That’s Maths: Andrey Markov’s brilliant ideas are still bearing fruit
In a Markov process we can predict future changes once we know the current state
Imagine examining the first 20,000 letters of a book, counting frequencies and studying patterns. This is precisely what Andrey Markov did when he analysed the text of Alexander Pushkin’s verse novel Eugene Onegin. This work comprises almost 400 stanzas of iambic tetrameter and is a classic of Russian literature. Markov studied the way vowels and consonants alternate and deduced the probabilities of a vowel being followed by a another vowel, by a consonant, and so on. He was applying a statistical model that he had developed in 1906 and that we now call a Markov Process or Markov Chain.
Markov processes appear in physics and chemistry when probabilities are used for unknown quantities. In information processing, they have a role in pattern recognition, automatic speech analysis and synthesis and data compression. They are used by meteorologists, ecologists and biologists. Other applications include the control of driverless cars, machine translation, queuing patterns, and prediction of population growth, asset prices, currency exchange rates and market upheavals.
Many systems have multiple states, with transitions between them occurring intermittently. The systems hop from one state to another with a probability that depends on both the current and previous states. For example, a good summer may be followed by another good one or by a bad one. The likelihood of sequences of good and bad summers can be calculated from climate records.

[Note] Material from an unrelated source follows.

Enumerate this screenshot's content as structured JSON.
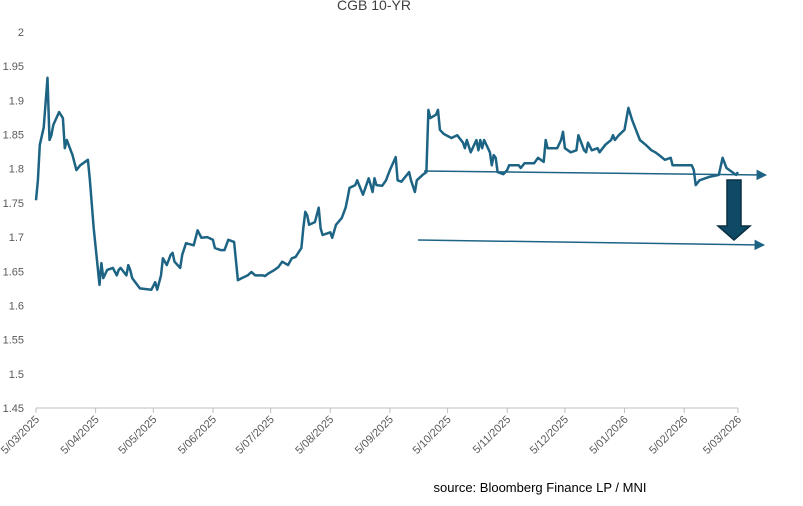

For a Markov process, only the current state determines the next state; the history of the system has no impact. For that reason we describe a Markov process as memoryless. What happens next is determined completely by the current state and the transition probabilities. In a Markov process we can predict future changes once we know the current state.
The Drunkard’s Walk
As an example, take a random walk along a line. This is often described as a “drunkard’s walk”: one step forward may be followed by another, or by a step backward, each equally likely. There is no telling with certainty where the subject may end up, but his next position may only be one step ahead or one behind his current position. Although the final destination of the drunkard remains unknown, a statistical pattern of possibilities may be derived using Markov’s theory. Surprisingly, if the process continues indefinitely the subject is certain to return sooner or later to his starting point.
A Markov chain can be depicted in a geometric or algebraic manner. The geometric picture is that of a graph, a collections of points (nodes) connected by lines (edges). Each node is a state and each edge has a value giving the transition probability for the two nodes that it links. This information can also be encoded algebraically as a matrix or array of numbers giving the transition probabilities. The matrix is very useful for analysing the properties of the system.
Although more than a century has passed since Markov introduced his ideas, they are still having profound impacts and widespread applications. The Markov chain Monte Carlo method, or MCMC for short, has revolutionized Bayesian statistical analysis, enabling statisticians to estimate probabilities for systems with thousands of unknown parameters. This has revolutionised probability theory and the MCMC technique has been described as “arguably the most powerful mechanism ever created for processing data and knowledge”.